The whisky, it turns out, was released in 2020 by Sam Heughan himself. This wasn’t the work of a faceless Hollywood corporation, it was Heughan’s own, newly created, Great Glen Company that made the product happen. Unlike most of the celebrities who find themselves linked with spirits brands, Heughan seems to have a genuine interest in the subject – a fact made apparent through an interview with the Scotch Malt Whisky Society, of which he is a member. For cynical whisky bloggers, this information changes the equation a wee bit. An individual using their success in another field to allow themselves to carve out a little piece of the whisky industry is more understandable and easier to be sympathetic towards.

The Review

The whisky is named “The Sassenach” in reference to the show – apparently it’s the nickname Heughan’s character gives his love interest. Naming a Scotch whisky after the Gaelic term for “English Person” has always seemed a little odd to me but it’s no doubt popular with those in tune with the show. The whisky is a blended Scotch – which means there’s both malt and grain spirits in there. It’s also bottled at 46%, an encouraging indicator that flavour was high on the agenda during the creative process. Information regarding the exact makeup of the blend is thin on the ground, as is any inkling of the casks used. In his interview with the SMWS, however, Sam described the blend as containing 9 and 12 year old malts with a 19 year old grain. The recipe may well fluctuate from batch to batch but that at least gives us an idea of what we’re working with here.

The Sassenach is described as a “premium” blend.

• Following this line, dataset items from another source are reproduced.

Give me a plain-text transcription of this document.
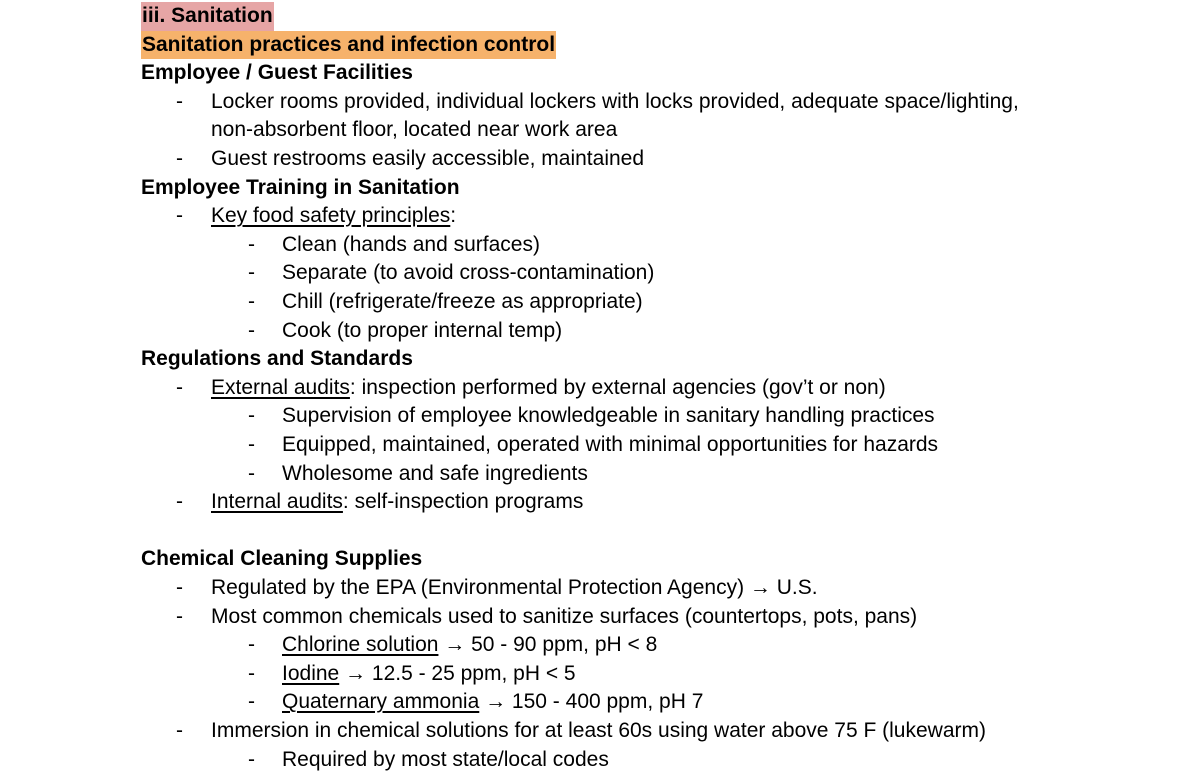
iii. Sanitation
Sanitation practices and infection control
Employee / Guest Facilities
- Locker rooms provided, individual lockers with locks provided, adequate space/lighting,
non-absorbent floor, located near work area
- Guest restrooms easily accessible, maintained
Employee Training in Sanitation
- Key food safety principles:
- Clean (hands and surfaces)
- Separate (to avoid cross-contamination)
- Chill (refrigerate/freeze as appropriate)
- Cook (to proper internal temp)
Regulations and Standards
- External audits: inspection performed by external agencies (gov’t or non)
- Supervision of employee knowledgeable in sanitary handling practices
- Equipped, maintained, operated with minimal opportunities for hazards
- Wholesome and safe ingredients
- Internal audits: self-inspection programs
Chemical Cleaning Supplies
- Regulated by the EPA (Environmental Protection Agency) → U.S.
- Most common chemicals used to sanitize surfaces (countertops, pots, pans)
- Chlorine solution → 50 - 90 ppm, pH < 8
- Iodine → 12.5 - 25 ppm, pH < 5
- Quaternary ammonia → 150 - 400 ppm, pH 7
- Immersion in chemical solutions for at least 60s using water above 75 F (lukewarm)
- Required by most state/local codes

That’s a word I’ve come to dread because all too often it translates to “expensive for no good reason”. In this case, a price point of £80 certainly raises an eyebrow. That’s not necessarily what I would expect to pay for what is, essentially, a no age statement blend. People will pay good money for a good blend, of course – look at Compass Box. But that London-based blender thrives by offering transparency when it comes to their recipes. The Sassenach could really do with some of that. Justifying the price with some more useful information might just be the key to securing wider appeal, beyond fans of the TV show.

*Sample purchased from Drinks By the Dram

Smell: First off, vanilla with oranges and lemons. It’s a little bit bready with some baking spices; cinnamon, ginger and nutmeg. Toffee. Honey. Peach now. Apple. Toffee apples! Muesli and Trail Mix. Digestive Biscuits.

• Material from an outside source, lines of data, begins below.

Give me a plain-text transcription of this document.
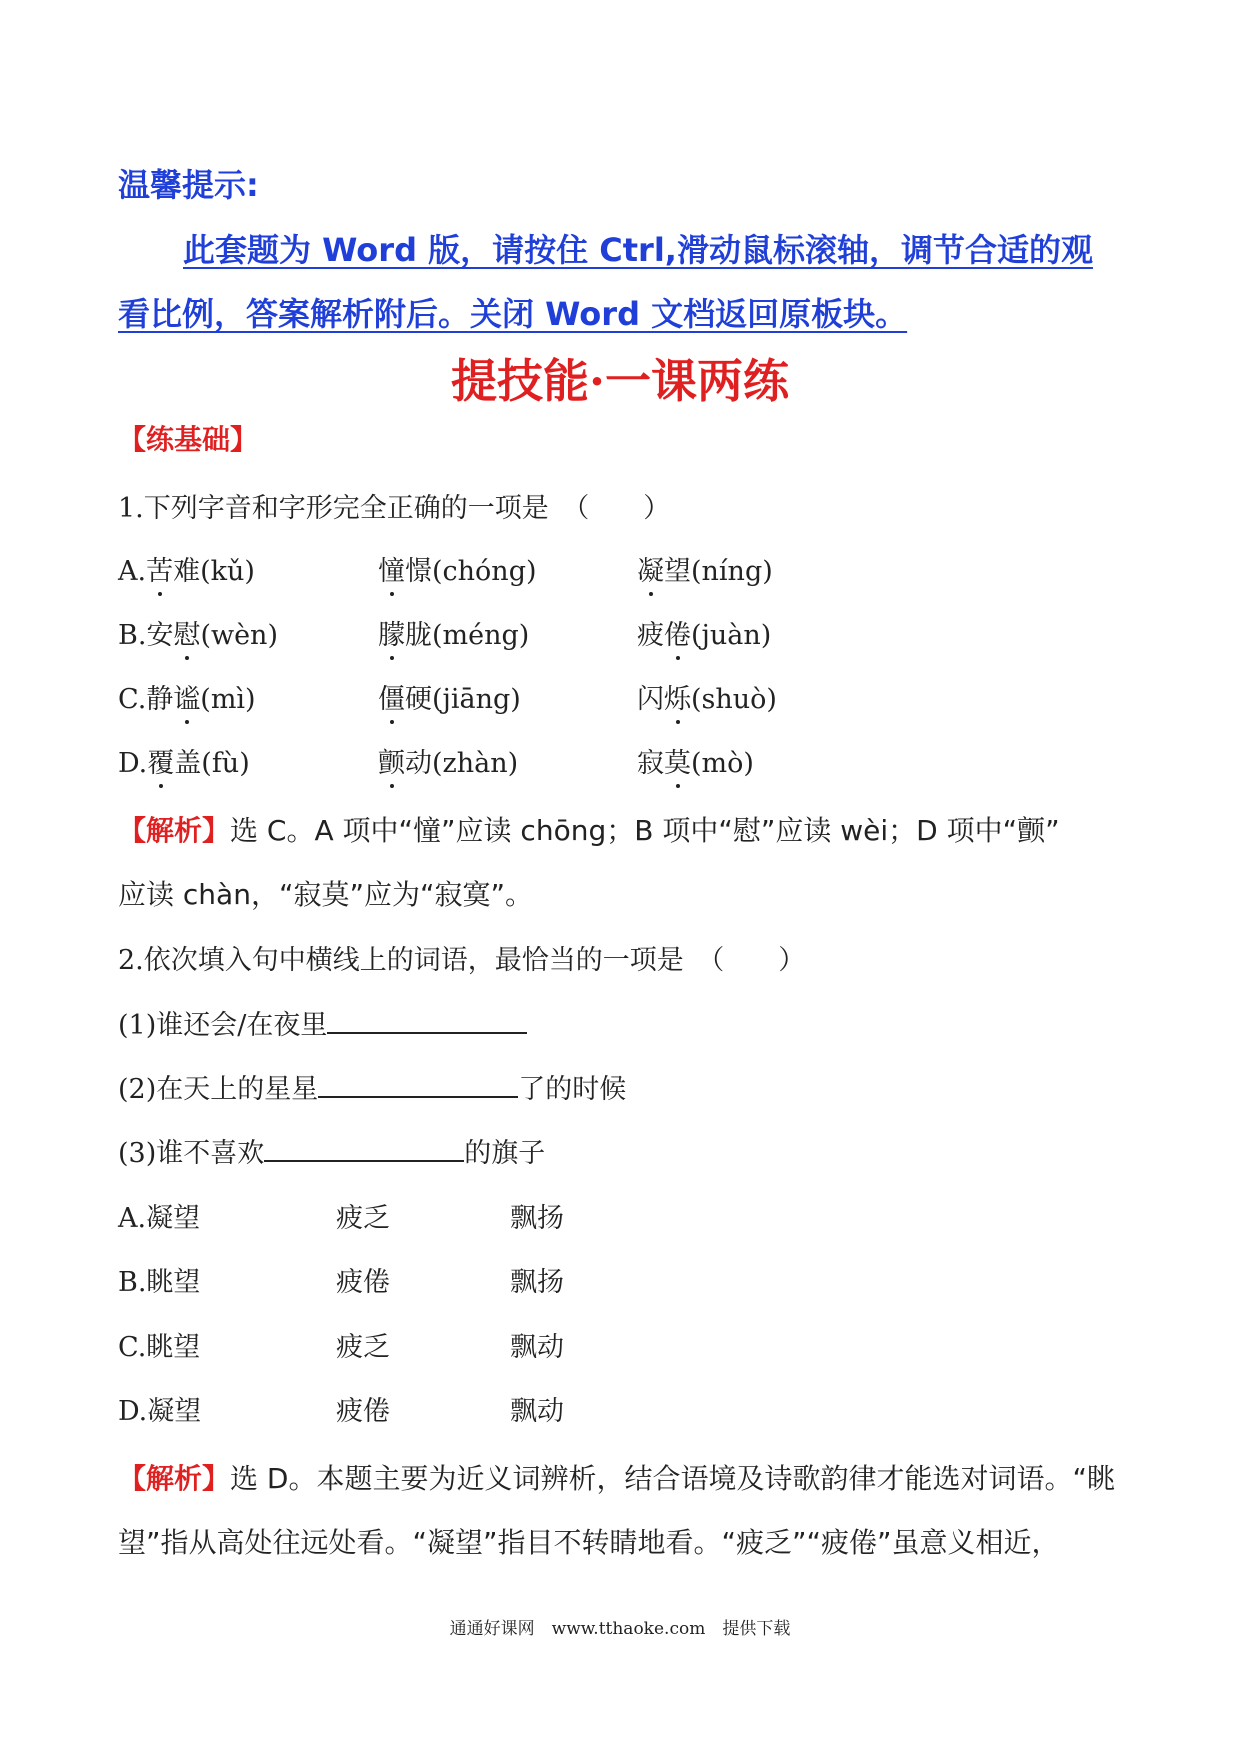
温馨提示:
此套题为 Word 版，请按住 Ctrl,滑动鼠标滚轴，调节合适的观
看比例，答案解析附后。关闭 Word 文档返回原板块。
提技能·一课两练
【练基础】
1.下列字音和字形完全正确的一项是　（　　）
A.苦难(kǔ)	憧憬(chóng)	凝望(níng)
B.安慰(wèn)	朦胧(méng)	疲倦(juàn)
C.静谧(mì)	僵硬(jiāng)	闪烁(shuò)
D.覆盖(fù)	颤动(zhàn)	寂莫(mò)
【解析】选 C。A 项中“憧”应读 chōng；B 项中“慰”应读 wèi；D 项中“颤”
应读 chàn，“寂莫”应为“寂寞”。
2.依次填入句中横线上的词语，最恰当的一项是　（　　）
(1)谁还会/在夜里
(2)在天上的星星	了的时候
(3)谁不喜欢	的旗子
A.凝望	疲乏	飘扬
B.眺望	疲倦	飘扬
C.眺望	疲乏	飘动
D.凝望	疲倦	飘动
【解析】选 D。本题主要为近义词辨析，结合语境及诗歌韵律才能选对词语。“眺
望”指从高处往远处看。“凝望”指目不转睛地看。“疲乏”“疲倦”虽意义相近，
通通好课网　www.tthaoke.com　提供下载
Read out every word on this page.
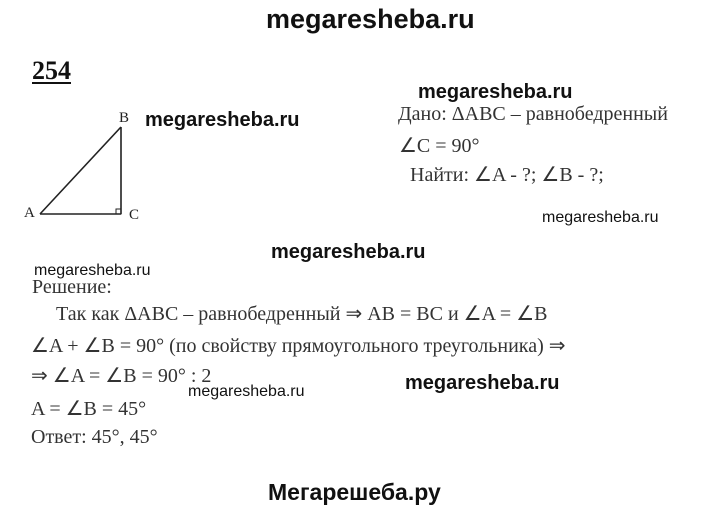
megaresheba.ru
254
A
B
C
megaresheba.ru
megaresheba.ru
Дано: ΔABC – равнобедренный
∠C = 90°
Найти: ∠A - ?; ∠B - ?;
megaresheba.ru
megaresheba.ru
megaresheba.ru
Решение:
Так как ΔABC – равнобедренный ⇒ AB = BC и ∠A = ∠B
∠A + ∠B = 90° (по свойству прямоугольного треугольника) ⇒
⇒ ∠A = ∠B = 90° : 2	megaresheba.ru
megaresheba.ru
A = ∠B = 45°
Ответ: 45°, 45°
Мегарешеба.ру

Taste: Candied fruits. Toffee and caramel. Cinnamon and ginger. Citrus. Peaches and apricots. Vanilla fudge. In the finish, there’s almost a suggestion of sherry, like some subtle dried fruits, raisins and currants, mingling with dark chocolate and oak.

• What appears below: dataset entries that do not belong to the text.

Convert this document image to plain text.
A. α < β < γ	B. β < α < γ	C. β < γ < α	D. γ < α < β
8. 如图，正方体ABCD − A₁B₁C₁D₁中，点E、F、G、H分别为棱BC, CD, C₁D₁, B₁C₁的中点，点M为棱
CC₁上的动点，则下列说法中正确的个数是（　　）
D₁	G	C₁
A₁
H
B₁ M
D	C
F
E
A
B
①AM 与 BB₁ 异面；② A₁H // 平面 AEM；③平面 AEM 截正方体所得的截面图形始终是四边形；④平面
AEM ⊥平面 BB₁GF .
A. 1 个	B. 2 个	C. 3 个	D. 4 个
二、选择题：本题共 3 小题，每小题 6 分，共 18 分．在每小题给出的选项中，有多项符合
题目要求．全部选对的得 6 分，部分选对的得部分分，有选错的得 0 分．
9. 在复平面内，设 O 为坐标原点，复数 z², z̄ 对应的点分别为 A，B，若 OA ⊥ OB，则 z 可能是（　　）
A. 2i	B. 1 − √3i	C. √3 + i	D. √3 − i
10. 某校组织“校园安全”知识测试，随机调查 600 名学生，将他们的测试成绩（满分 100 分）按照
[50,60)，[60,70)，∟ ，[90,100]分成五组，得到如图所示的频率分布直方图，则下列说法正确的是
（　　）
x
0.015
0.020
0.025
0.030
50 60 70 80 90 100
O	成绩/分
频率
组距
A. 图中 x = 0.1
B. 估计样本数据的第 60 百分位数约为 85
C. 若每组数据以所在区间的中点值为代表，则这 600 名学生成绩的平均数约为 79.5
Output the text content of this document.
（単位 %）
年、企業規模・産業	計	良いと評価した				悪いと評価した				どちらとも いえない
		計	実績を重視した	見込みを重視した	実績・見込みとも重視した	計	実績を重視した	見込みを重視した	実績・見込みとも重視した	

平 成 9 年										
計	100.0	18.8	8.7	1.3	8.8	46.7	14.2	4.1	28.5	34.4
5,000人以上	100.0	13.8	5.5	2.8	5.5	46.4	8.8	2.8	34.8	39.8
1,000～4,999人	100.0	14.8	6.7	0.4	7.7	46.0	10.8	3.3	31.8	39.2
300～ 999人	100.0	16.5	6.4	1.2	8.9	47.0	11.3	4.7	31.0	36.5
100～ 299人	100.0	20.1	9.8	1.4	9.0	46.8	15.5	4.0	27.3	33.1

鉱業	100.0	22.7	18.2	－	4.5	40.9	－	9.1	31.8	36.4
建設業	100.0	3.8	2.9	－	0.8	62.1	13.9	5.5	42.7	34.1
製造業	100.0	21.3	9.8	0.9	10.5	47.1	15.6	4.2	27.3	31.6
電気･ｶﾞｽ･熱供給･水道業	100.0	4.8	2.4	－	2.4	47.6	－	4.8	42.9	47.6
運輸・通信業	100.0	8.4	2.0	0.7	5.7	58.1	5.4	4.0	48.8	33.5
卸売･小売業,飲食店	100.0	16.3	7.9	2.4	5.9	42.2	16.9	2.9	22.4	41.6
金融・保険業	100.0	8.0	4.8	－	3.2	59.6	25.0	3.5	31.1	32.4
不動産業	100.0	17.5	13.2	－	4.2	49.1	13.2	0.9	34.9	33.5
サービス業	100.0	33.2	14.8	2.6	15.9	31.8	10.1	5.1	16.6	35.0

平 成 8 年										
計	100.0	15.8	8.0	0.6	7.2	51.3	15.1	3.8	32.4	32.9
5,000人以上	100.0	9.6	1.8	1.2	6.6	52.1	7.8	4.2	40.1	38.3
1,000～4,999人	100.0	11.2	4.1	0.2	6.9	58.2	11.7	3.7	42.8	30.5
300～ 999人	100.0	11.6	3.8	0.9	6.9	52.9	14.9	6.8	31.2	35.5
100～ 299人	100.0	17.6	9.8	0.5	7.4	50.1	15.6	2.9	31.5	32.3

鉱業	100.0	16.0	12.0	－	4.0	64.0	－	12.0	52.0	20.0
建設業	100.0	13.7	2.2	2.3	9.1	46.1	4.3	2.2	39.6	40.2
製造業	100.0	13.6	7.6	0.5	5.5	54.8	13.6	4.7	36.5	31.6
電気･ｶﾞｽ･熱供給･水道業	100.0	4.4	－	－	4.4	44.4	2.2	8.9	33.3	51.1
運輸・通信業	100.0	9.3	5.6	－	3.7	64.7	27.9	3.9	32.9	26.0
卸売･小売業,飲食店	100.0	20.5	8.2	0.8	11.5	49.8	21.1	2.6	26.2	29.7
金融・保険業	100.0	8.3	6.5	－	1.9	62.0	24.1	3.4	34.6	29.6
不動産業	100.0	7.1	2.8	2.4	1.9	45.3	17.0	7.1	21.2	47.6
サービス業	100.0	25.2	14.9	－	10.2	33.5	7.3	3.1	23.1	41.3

Thoughts: This isn’t bad at all. It arrives well, develops quickly and finishes strongly. Around the mid-palate there’s a nice mouthwatering sensation, inspired by some juicy oak, that evaporates in a warm, dry finish. It’s a fun progression. The liquid itself is light to medium bodied – maybe I’d like to see a bit more heft but it’s unfair to expect that from a dram with a decent helping of grain whisky. In any case, it isn’t overly delicate and there’s enough flavour to carry it. You have to applaud the decision to go with 46% abv as well. It drinks really well at that strength and would no doubt have lost a lot had it been diluted further. I didn’t really know what to expect from this dram but it’s actually very pleasant.

I suppose the possibility for The Sassenach to act as a gateway to Scotch should also be acknowledged. There must surely be some who bought this whisky having never, or rarely, sat down with a dram before. If their enjoyment of it opens their mind to trying other whiskies, then the brand probably deserves some support.

Price: Enjoyable as it is, it still feels a wee bit over-priced. The question I keep asking is would this product carry the price without the captive audience of a successful TV show to rely on? I’m not sure, but I suspect not. Still, I’ve spoken previously about a desire to see more quality blends on the market and The Sassenach ticks that box – it is absolutely a quality blend. I’d just be a bit happier if they knocked £20 off the price, but then, when is that not the case?!